Todos eles serão lançados ainda este ano, provavelmente no início do segundo semestre. Mas a Intel tem planos de ampliar a adoção da nova arquitetura, desta vez para os processadores de núcleo quádruplo fabricados com tecnologia de 45 nm, que deverão ser lançados no próximo ano (codinomes “Kentsfield” para micros de mesa e “Clovertown” para servidores). Veja na Figura 2 o “wafer” de um destes processadores, o primeiro com a tecnologia de 45 nm, apresentado no IDF Spring 2006.

Figura 3: Wafer de processador de núcleo quádruplo, 45 nm.

Mas, afinal, em que consistem as novidades na microarquitetura Intel Core? Um resumo delas pode ser visto na Figura 4, um dos slides apresentados durante a palestra de Steve Pawlovski, Chefe do Grupo de Tecnologia, Arquitetura e Planejamento da Intel durante o IDF Spring 2006, onde são destacadas as características de baixo consumo de energia (“Low Power”), alto desempenho (“High Performance”) e escalabilidade (“Scalable”) juntamente com o esquema do núcleo dos três novos processadores a serem fabricados com tecnologia de 65 nm, codinomes Woodcrest otimizado para servidores, Conroe otimizado para micros de mesa e Merom otimizado para micros portáteis. Do lado esquerdo, as cinco principais inovações da arquitetura Intel Core. Vejamos quais são, resumidamente.

Figura 4: A nova microarquitetura Intel Core

A primeira, execução dinâmica larga (“Wide Dynamic Execution”), consiste em uma alteração na implementação das micro-operações nas quais são decompostas as instruções. Os núcleos das instruções foram “alargados” (sua capacidade de conter dados foi aumentada). O resultado disso é que, na estrutura em “pipeline” adotada pela arquitetura IA-32 (onde diversas instruções são executadas simultaneamente, cada uma em um estágio interno do microprocessador), o número de instruções executadas por ciclo de máquina aumentou de três para quatro em uma “pipeline” de 14 estágios (complicou?

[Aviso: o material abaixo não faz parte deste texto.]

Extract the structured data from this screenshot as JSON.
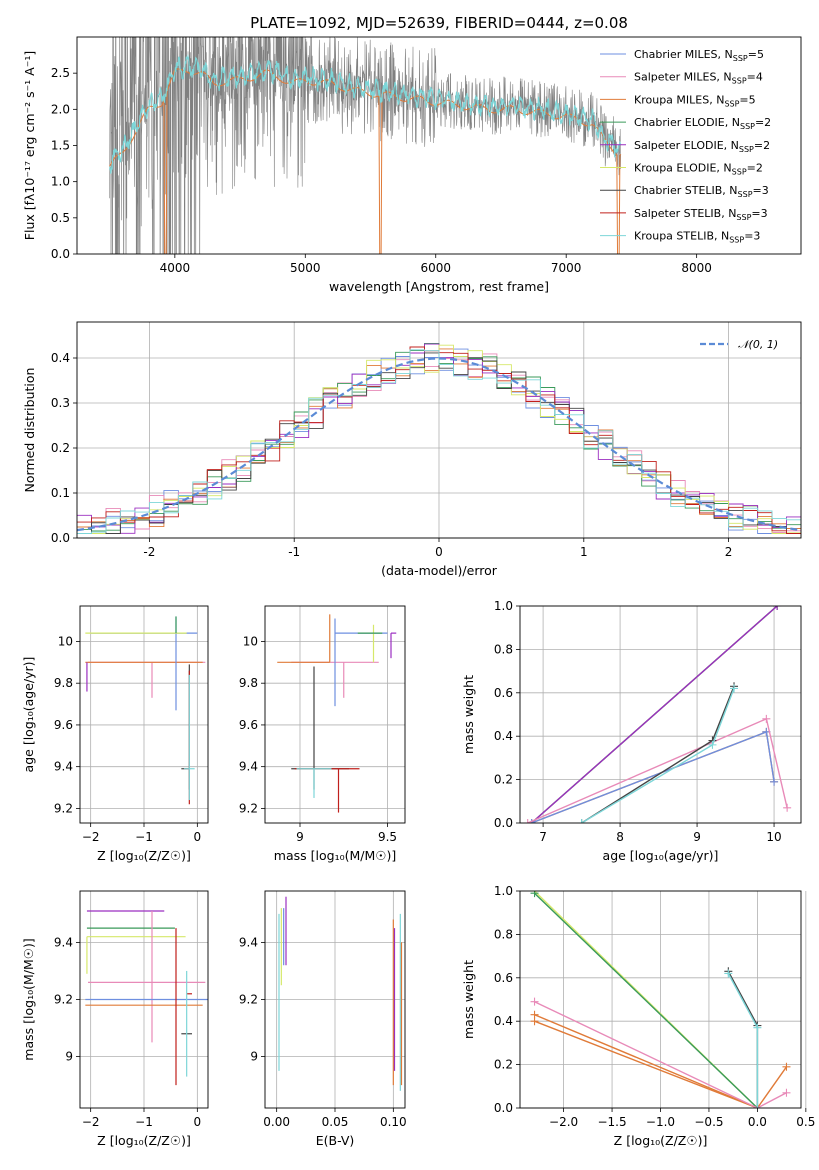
{
  "chart_data": [
    {
      "type": "line",
      "title": "PLATE=1092, MJD=52639, FIBERID=0444, z=0.08",
      "xlabel": "wavelength [Angstrom, rest frame]",
      "ylabel": "Flux [f$_\\lambda$10$^{-17}$ erg cm$^{-2}$ s$^{-1}$ A$^{-1}$]",
      "ylabel_display": "Flux [fλ10⁻¹⁷ erg cm⁻² s⁻¹ A⁻¹]",
      "xlim": [
        3250,
        8800
      ],
      "ylim": [
        0,
        3.0
      ],
      "xticks": [
        4000,
        5000,
        6000,
        7000,
        8000
      ],
      "yticks": [
        0.0,
        0.5,
        1.0,
        1.5,
        2.0,
        2.5
      ],
      "grid": false,
      "legend_position": "right",
      "legend": [
        {
          "text": "Chabrier MILES, N",
          "sub": "SSP",
          "tail": "=5",
          "color": "#6e8fe0"
        },
        {
          "text": "Salpeter MILES, N",
          "sub": "SSP",
          "tail": "=4",
          "color": "#e88ab8"
        },
        {
          "text": "Kroupa MILES, N",
          "sub": "SSP",
          "tail": "=5",
          "color": "#e07b39"
        },
        {
          "text": "Chabrier ELODIE, N",
          "sub": "SSP",
          "tail": "=2",
          "color": "#3a9a5a"
        },
        {
          "text": "Salpeter ELODIE, N",
          "sub": "SSP",
          "tail": "=2",
          "color": "#9b2fc0"
        },
        {
          "text": "Kroupa ELODIE, N",
          "sub": "SSP",
          "tail": "=2",
          "color": "#d6e86a"
        },
        {
          "text": "Chabrier STELIB, N",
          "sub": "SSP",
          "tail": "=3",
          "color": "#444444"
        },
        {
          "text": "Salpeter STELIB, N",
          "sub": "SSP",
          "tail": "=3",
          "color": "#c0201c"
        },
        {
          "text": "Kroupa STELIB, N",
          "sub": "SSP",
          "tail": "=3",
          "color": "#7dd6d8"
        }
      ],
      "data_color": "#808080",
      "model_color": "#7dd6d8",
      "continuum": {
        "x": [
          3500,
          3600,
          3700,
          3800,
          3900,
          4000,
          4100,
          4200,
          4300,
          4400,
          4500,
          4600,
          4700,
          4800,
          4900,
          5000,
          5200,
          5400,
          5600,
          5800,
          6000,
          6200,
          6400,
          6600,
          6800,
          7000,
          7200,
          7300,
          7400
        ],
        "y": [
          1.25,
          1.45,
          1.75,
          2.05,
          2.15,
          2.55,
          2.6,
          2.55,
          2.4,
          2.45,
          2.45,
          2.5,
          2.55,
          2.5,
          2.4,
          2.45,
          2.4,
          2.3,
          2.25,
          2.2,
          2.15,
          2.1,
          2.05,
          2.05,
          2.0,
          1.95,
          1.85,
          1.6,
          1.45
        ]
      }
    },
    {
      "type": "line",
      "xlabel": "(data-model)/error",
      "ylabel": "Normed distribution",
      "xlim": [
        -2.5,
        2.5
      ],
      "ylim": [
        0,
        0.48
      ],
      "xticks": [
        -2,
        -1,
        0,
        1,
        2
      ],
      "yticks": [
        0.0,
        0.1,
        0.2,
        0.3,
        0.4
      ],
      "grid": true,
      "legend": [
        {
          "label": "𝒩(0, 1)",
          "color": "#5b8bd6"
        }
      ],
      "legend_position": "top-right",
      "gauss_mu": 0,
      "gauss_sigma": 1,
      "bin_width": 0.1
    },
    {
      "type": "scatter",
      "xlabel": "Z [log₁₀(Z/Z☉)]",
      "ylabel": "age  [log₁₀(age/yr)]",
      "xlim": [
        -2.2,
        0.2
      ],
      "ylim": [
        9.13,
        10.17
      ],
      "xticks": [
        -2,
        -1,
        0
      ],
      "xticklabels": [
        "−2",
        "−1",
        "0"
      ],
      "yticks": [
        9.2,
        9.4,
        9.6,
        9.8,
        10.0
      ],
      "grid": true,
      "points": [
        {
          "x": -0.15,
          "xerr": [
            0.15,
            0.0
          ],
          "y": 9.39,
          "yerr": [
            0.1,
            0.5
          ],
          "color": "#444444"
        },
        {
          "x": -0.15,
          "xerr": [
            0.1,
            0.0
          ],
          "y": 9.39,
          "yerr": [
            0.17,
            0.47
          ],
          "color": "#c0201c"
        },
        {
          "x": -0.15,
          "xerr": [
            0.1,
            0.1
          ],
          "y": 9.39,
          "yerr": [
            0.15,
            0.45
          ],
          "color": "#7dd6d8"
        },
        {
          "x": -0.85,
          "xerr": [
            1.2,
            1.0
          ],
          "y": 9.9,
          "yerr": [
            0.17,
            0.0
          ],
          "color": "#e88ab8"
        },
        {
          "x": -1.0,
          "xerr": [
            1.1,
            1.1
          ],
          "y": 9.9,
          "yerr": [
            0.0,
            0.0
          ],
          "color": "#e07b39"
        },
        {
          "x": -0.4,
          "xerr": [
            1.6,
            0.4
          ],
          "y": 10.04,
          "yerr": [
            0.37,
            0.08
          ],
          "color": "#6e8fe0"
        },
        {
          "x": -1.0,
          "xerr": [
            1.1,
            0.8
          ],
          "y": 10.04,
          "yerr": [
            0.0,
            0.0
          ],
          "color": "#d6e86a"
        },
        {
          "x": -2.07,
          "xerr": [
            0.0,
            0.0
          ],
          "y": 9.9,
          "yerr": [
            0.14,
            0.0
          ],
          "color": "#9b2fc0"
        },
        {
          "x": -0.4,
          "xerr": [
            0.0,
            0.0
          ],
          "y": 10.04,
          "yerr": [
            0.0,
            0.08
          ],
          "color": "#3a9a5a"
        }
      ]
    },
    {
      "type": "scatter",
      "xlabel": "mass [log₁₀(M/M☉)]",
      "ylabel": "",
      "xlim": [
        8.8,
        9.6
      ],
      "ylim": [
        9.13,
        10.17
      ],
      "xticks": [
        9.0,
        9.5
      ],
      "yticks": [
        9.2,
        9.4,
        9.6,
        9.8,
        10.0
      ],
      "grid": true,
      "points": [
        {
          "x": 9.08,
          "xerr": [
            0.13,
            0.2
          ],
          "y": 9.39,
          "yerr": [
            0.1,
            0.49
          ],
          "color": "#444444"
        },
        {
          "x": 9.22,
          "xerr": [
            0.25,
            0.12
          ],
          "y": 9.39,
          "yerr": [
            0.21,
            0.0
          ],
          "color": "#c0201c"
        },
        {
          "x": 9.08,
          "xerr": [
            0.1,
            0.1
          ],
          "y": 9.39,
          "yerr": [
            0.14,
            0.0
          ],
          "color": "#7dd6d8"
        },
        {
          "x": 9.25,
          "xerr": [
            0.3,
            0.2
          ],
          "y": 9.9,
          "yerr": [
            0.17,
            0.0
          ],
          "color": "#e88ab8"
        },
        {
          "x": 9.17,
          "xerr": [
            0.3,
            0.0
          ],
          "y": 9.9,
          "yerr": [
            0.0,
            0.23
          ],
          "color": "#e07b39"
        },
        {
          "x": 9.2,
          "xerr": [
            0.0,
            0.3
          ],
          "y": 10.04,
          "yerr": [
            0.35,
            0.07
          ],
          "color": "#6e8fe0"
        },
        {
          "x": 9.42,
          "xerr": [
            0.0,
            0.0
          ],
          "y": 10.04,
          "yerr": [
            0.14,
            0.04
          ],
          "color": "#d6e86a"
        },
        {
          "x": 9.52,
          "xerr": [
            0.0,
            0.03
          ],
          "y": 10.04,
          "yerr": [
            0.12,
            0.0
          ],
          "color": "#9b2fc0"
        },
        {
          "x": 9.43,
          "xerr": [
            0.1,
            0.04
          ],
          "y": 10.04,
          "yerr": [
            0.0,
            0.0
          ],
          "color": "#3a9a5a"
        }
      ]
    },
    {
      "type": "line",
      "xlabel": "age  [log₁₀(age/yr)]",
      "ylabel": "mass weight",
      "xlim": [
        6.7,
        10.35
      ],
      "ylim": [
        0,
        1.0
      ],
      "xticks": [
        7,
        8,
        9,
        10
      ],
      "yticks": [
        0.0,
        0.2,
        0.4,
        0.6,
        0.8,
        1.0
      ],
      "grid": true,
      "series": [
        {
          "color": "#d6e86a",
          "x": [
            6.85,
            10.04
          ],
          "y": [
            0.0,
            1.0
          ]
        },
        {
          "color": "#3a9a5a",
          "x": [
            6.85,
            10.04
          ],
          "y": [
            0.0,
            1.0
          ]
        },
        {
          "color": "#9b2fc0",
          "x": [
            6.85,
            10.04
          ],
          "y": [
            0.0,
            1.0
          ]
        },
        {
          "color": "#e07b39",
          "x": [
            6.85,
            9.9,
            10.0
          ],
          "y": [
            0.0,
            0.42,
            0.19
          ]
        },
        {
          "color": "#6e8fe0",
          "x": [
            6.85,
            9.9,
            10.0
          ],
          "y": [
            0.0,
            0.42,
            0.19
          ]
        },
        {
          "color": "#e88ab8",
          "x": [
            6.8,
            9.9,
            10.17
          ],
          "y": [
            0.0,
            0.48,
            0.07
          ]
        },
        {
          "color": "#444444",
          "x": [
            7.5,
            9.2,
            9.48
          ],
          "y": [
            0.0,
            0.38,
            0.63
          ]
        },
        {
          "color": "#7dd6d8",
          "x": [
            7.5,
            9.2,
            9.48
          ],
          "y": [
            0.0,
            0.36,
            0.62
          ]
        }
      ]
    },
    {
      "type": "scatter",
      "xlabel": "Z [log₁₀(Z/Z☉)]",
      "ylabel": "mass [log₁₀(M/M☉)]",
      "xlim": [
        -2.2,
        0.2
      ],
      "ylim": [
        8.82,
        9.58
      ],
      "xticks": [
        -2,
        -1,
        0
      ],
      "xticklabels": [
        "−2",
        "−1",
        "0"
      ],
      "yticks": [
        9.0,
        9.2,
        9.4
      ],
      "grid": true,
      "points": [
        {
          "x": -2.07,
          "xerr": [
            0.0,
            1.45
          ],
          "y": 9.51,
          "yerr": [
            0.0,
            0.0
          ],
          "color": "#9b2fc0"
        },
        {
          "x": -2.07,
          "xerr": [
            0.0,
            1.65
          ],
          "y": 9.45,
          "yerr": [
            0.0,
            0.0
          ],
          "color": "#3a9a5a"
        },
        {
          "x": -2.07,
          "xerr": [
            0.0,
            1.85
          ],
          "y": 9.42,
          "yerr": [
            0.13,
            0.0
          ],
          "color": "#d6e86a"
        },
        {
          "x": -0.85,
          "xerr": [
            1.2,
            1.0
          ],
          "y": 9.26,
          "yerr": [
            0.21,
            0.25
          ],
          "color": "#e88ab8"
        },
        {
          "x": -1.0,
          "xerr": [
            1.1,
            1.2
          ],
          "y": 9.2,
          "yerr": [
            0.0,
            0.0
          ],
          "color": "#6e8fe0"
        },
        {
          "x": -1.0,
          "xerr": [
            1.1,
            1.1
          ],
          "y": 9.18,
          "yerr": [
            0.0,
            0.0
          ],
          "color": "#e07b39"
        },
        {
          "x": -0.2,
          "xerr": [
            0.0,
            0.1
          ],
          "y": 9.22,
          "yerr": [
            0.0,
            0.0
          ],
          "color": "#c0201c"
        },
        {
          "x": -0.2,
          "xerr": [
            0.1,
            0.1
          ],
          "y": 9.08,
          "yerr": [
            0.0,
            0.0
          ],
          "color": "#444444"
        },
        {
          "x": -0.4,
          "xerr": [
            0.0,
            0.0
          ],
          "y": 9.1,
          "yerr": [
            0.2,
            0.35
          ],
          "color": "#c0201c"
        },
        {
          "x": -0.2,
          "xerr": [
            0.0,
            0.0
          ],
          "y": 9.18,
          "yerr": [
            0.25,
            0.12
          ],
          "color": "#7dd6d8"
        }
      ]
    },
    {
      "type": "scatter",
      "xlabel": "E(B-V)",
      "ylabel": "",
      "xlim": [
        -0.01,
        0.11
      ],
      "ylim": [
        8.82,
        9.58
      ],
      "xticks": [
        0.0,
        0.05,
        0.1
      ],
      "xticklabels": [
        "0.00",
        "0.05",
        "0.10"
      ],
      "yticks": [
        9.0,
        9.2,
        9.4
      ],
      "grid": true,
      "points": [
        {
          "x": 0.002,
          "xerr": [
            0,
            0
          ],
          "y": 9.3,
          "yerr": [
            0.35,
            0.2
          ],
          "color": "#7dd6d8"
        },
        {
          "x": 0.004,
          "xerr": [
            0,
            0
          ],
          "y": 9.35,
          "yerr": [
            0.1,
            0.17
          ],
          "color": "#d6e86a"
        },
        {
          "x": 0.006,
          "xerr": [
            0,
            0
          ],
          "y": 9.4,
          "yerr": [
            0.08,
            0.12
          ],
          "color": "#6e8fe0"
        },
        {
          "x": 0.008,
          "xerr": [
            0,
            0
          ],
          "y": 9.42,
          "yerr": [
            0.1,
            0.14
          ],
          "color": "#9b2fc0"
        },
        {
          "x": 0.1,
          "xerr": [
            0,
            0
          ],
          "y": 9.2,
          "yerr": [
            0.3,
            0.28
          ],
          "color": "#e07b39"
        },
        {
          "x": 0.101,
          "xerr": [
            0,
            0
          ],
          "y": 9.15,
          "yerr": [
            0.2,
            0.3
          ],
          "color": "#9b2fc0"
        },
        {
          "x": 0.106,
          "xerr": [
            0,
            0
          ],
          "y": 9.2,
          "yerr": [
            0.32,
            0.3
          ],
          "color": "#7dd6d8"
        },
        {
          "x": 0.107,
          "xerr": [
            0,
            0
          ],
          "y": 9.2,
          "yerr": [
            0.3,
            0.2
          ],
          "color": "#e07b39"
        }
      ]
    },
    {
      "type": "line",
      "xlabel": "Z [log₁₀(Z/Z☉)]",
      "ylabel": "mass weight",
      "xlim": [
        -2.45,
        0.45
      ],
      "ylim": [
        0,
        1.0
      ],
      "xticks": [
        -2.0,
        -1.5,
        -1.0,
        -0.5,
        0.0,
        0.5
      ],
      "xticklabels": [
        "−2.0",
        "−1.5",
        "−1.0",
        "−0.5",
        "0.0",
        "0.5"
      ],
      "yticks": [
        0.0,
        0.2,
        0.4,
        0.6,
        0.8,
        1.0
      ],
      "grid": true,
      "series": [
        {
          "color": "#d6e86a",
          "x": [
            -2.3,
            0.0
          ],
          "y": [
            1.0,
            0.0
          ]
        },
        {
          "color": "#3a9a5a",
          "x": [
            -2.3,
            0.0
          ],
          "y": [
            0.99,
            0.0
          ]
        },
        {
          "color": "#e07b39",
          "x": [
            -2.3,
            0.0,
            0.3
          ],
          "y": [
            0.43,
            0.0,
            0.19
          ]
        },
        {
          "color": "#e07b39",
          "x": [
            -2.3,
            0.0
          ],
          "y": [
            0.4,
            0.0
          ]
        },
        {
          "color": "#e88ab8",
          "x": [
            -2.3,
            0.0,
            0.3
          ],
          "y": [
            0.49,
            0.0,
            0.07
          ]
        },
        {
          "color": "#444444",
          "x": [
            -0.3,
            0.0,
            0.0
          ],
          "y": [
            0.63,
            0.38,
            0.0
          ]
        },
        {
          "color": "#7dd6d8",
          "x": [
            -0.3,
            0.0,
            0.0
          ],
          "y": [
            0.62,
            0.37,
            0.0
          ]
        }
      ]
    }
  ]
}
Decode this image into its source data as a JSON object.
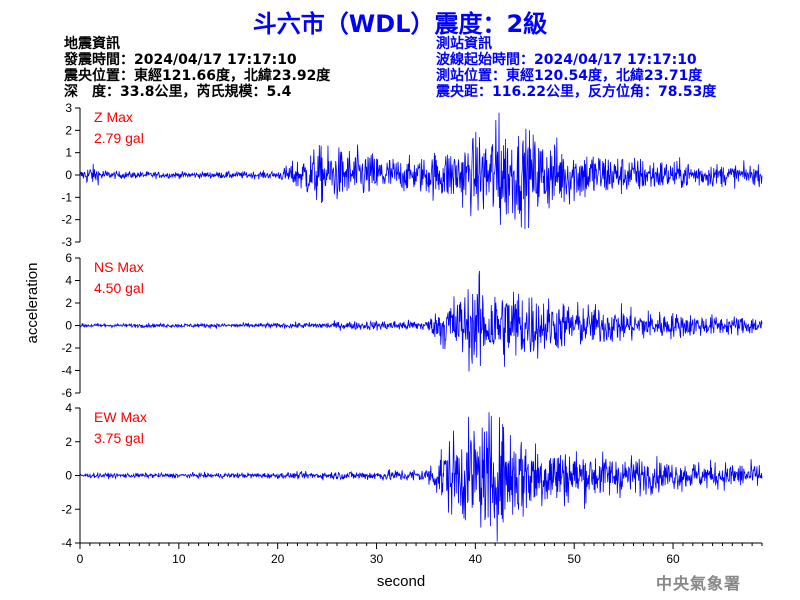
{
  "title": "斗六市（WDL）震度：2級",
  "earthquake_info": {
    "heading": "地震資訊",
    "origin_time": "發震時間：2024/04/17 17:17:10",
    "epicenter": "震央位置：東經121.66度，北緯23.92度",
    "depth_magnitude": "深　度：33.8公里，芮氏規模：5.4"
  },
  "station_info": {
    "heading": "測站資訊",
    "onset_time": "波線起始時間：2024/04/17 17:17:10",
    "station_location": "測站位置：東經120.54度，北緯23.71度",
    "distance_azimuth": "震央距：116.22公里，反方位角：78.53度"
  },
  "agency": "中央氣象署",
  "colors": {
    "trace": "#0000ff",
    "label": "#ff0000",
    "axis": "#000000"
  },
  "chart_data": {
    "type": "line",
    "xlabel": "second",
    "ylabel": "acceleration",
    "xlim": [
      0,
      69
    ],
    "xticks": [
      0,
      10,
      20,
      30,
      40,
      50,
      60
    ],
    "grid": false,
    "panels": [
      {
        "name": "Z Max",
        "max_label": "2.79 gal",
        "peak": 2.79,
        "ylim": [
          -3,
          3
        ],
        "yticks": [
          3,
          2,
          1,
          0,
          -1,
          -2,
          -3
        ],
        "envelope": [
          [
            0,
            0.12
          ],
          [
            1,
            0.35
          ],
          [
            3,
            0.12
          ],
          [
            10,
            0.1
          ],
          [
            20,
            0.12
          ],
          [
            22,
            0.5
          ],
          [
            24,
            0.9
          ],
          [
            28,
            0.8
          ],
          [
            32,
            0.55
          ],
          [
            34,
            0.5
          ],
          [
            36,
            0.75
          ],
          [
            38,
            0.9
          ],
          [
            40,
            1.2
          ],
          [
            42,
            1.6
          ],
          [
            43,
            1.5
          ],
          [
            45,
            1.4
          ],
          [
            47,
            1.2
          ],
          [
            50,
            0.9
          ],
          [
            55,
            0.6
          ],
          [
            60,
            0.45
          ],
          [
            65,
            0.35
          ],
          [
            69,
            0.3
          ]
        ]
      },
      {
        "name": "NS Max",
        "max_label": "4.50 gal",
        "peak": 4.5,
        "ylim": [
          -6,
          6
        ],
        "yticks": [
          6,
          4,
          2,
          0,
          -2,
          -4,
          -6
        ],
        "envelope": [
          [
            0,
            0.12
          ],
          [
            10,
            0.12
          ],
          [
            20,
            0.15
          ],
          [
            30,
            0.3
          ],
          [
            35,
            0.35
          ],
          [
            36,
            0.8
          ],
          [
            37,
            1.8
          ],
          [
            39,
            2.2
          ],
          [
            40,
            2.6
          ],
          [
            42,
            2.4
          ],
          [
            44,
            2.6
          ],
          [
            46,
            2.0
          ],
          [
            48,
            1.6
          ],
          [
            50,
            1.4
          ],
          [
            53,
            1.2
          ],
          [
            56,
            1.0
          ],
          [
            60,
            0.8
          ],
          [
            65,
            0.6
          ],
          [
            69,
            0.6
          ]
        ]
      },
      {
        "name": "EW Max",
        "max_label": "3.75 gal",
        "peak": 3.75,
        "ylim": [
          -4,
          4
        ],
        "yticks": [
          4,
          2,
          0,
          -2,
          -4
        ],
        "envelope": [
          [
            0,
            0.1
          ],
          [
            10,
            0.1
          ],
          [
            20,
            0.12
          ],
          [
            30,
            0.2
          ],
          [
            35,
            0.3
          ],
          [
            36,
            0.8
          ],
          [
            37,
            1.5
          ],
          [
            39,
            2.0
          ],
          [
            41,
            2.2
          ],
          [
            43,
            2.2
          ],
          [
            45,
            1.8
          ],
          [
            47,
            1.4
          ],
          [
            50,
            1.1
          ],
          [
            53,
            0.9
          ],
          [
            56,
            0.8
          ],
          [
            60,
            0.6
          ],
          [
            65,
            0.55
          ],
          [
            69,
            0.5
          ]
        ]
      }
    ]
  }
}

Pois tenha paciência que dentro de algumas semanas o conceito de “pipelining” será abordado na série de colunas “Computadores” e logo você destrinchará esse parágrafo). Com isto não apenas se consegue uma melhoria no desempenho (mais instruções no mesmo tempo) quanto no consumo específico de energia (mais instruções consumindo a mesma potência).

A segunda, dispêndio de potência inteligente (“Intelligent Power Capability”), reduz significativamente o consumo de potência através de uma alimentação “inteligente”, que fornece energia apenas àqueles subsistemas do processador que necessitam de alimentação em um dado momento.

A terceira, cache “esperto” avançado (“Advanced Smart Cache”), permite que os caches de memória usados pelos dois núcleos sejam compartilhados. Voltaremos a ela adiante.

A quarta, acesso “esperto” à memória (“Smart Memory Access”), reduz os efeitos da latência no acesso à memória principal, otimizando e acelerando o acesso ao subsistema de memória.

A quinta, finalmente, melhoria avançada dos meios digitais (“Advanced Digital Media Boost”; sim, eu sei que a tradução não faz muito sentido, mas foi o melhor que consegui), consiste em um aprimoramento do subconjunto de instruções SSE (Streaming SIMD Extension), que consiste de instruções destinadas a lidar simultaneamente com um grande número de dados. Este subconjunto, de grande importância nas aplicações multimídia, foi significativamente aprimorado, tendo seu tempo de execução reduzido. Agora, na microarquitetura Intel Core, todas as instruções deste subconjunto são executadas em um único ciclo.

Achou tudo isto muito complicado?

Bem, a culpa não é sua (nem minha...), o negócio é complicado mesmo. Afinal, trata-se da alteração na microarquitetura de chips que fazem parte do que há de mais moderno na tecnologia de microprocessadores, portanto não poderia ser uma coisa simples.

Por isso mesmo não vou poder explicar cada uma delas em detalhes. A primeira, por exemplo, depende de conceitos como “pipelining”, “predição de ramo”, “execução fora de ordem”, “multiescalaridade”, que a maioria de nós (ainda) desconhece (mas que conhecerá breve: todos eles fazem parte dos temas que serão abordados na série “Computadores”).

Mas como não me agrada discutir aquilo que não posso destrinchar, prometo voltar ao assunto e abordar em detalhes pelo menos uma das novidades, talvez a mais importante em termos de alteração de microarquitetura: o cache compartilhado.

É só ter um pouco de paciência que chegaremos lá.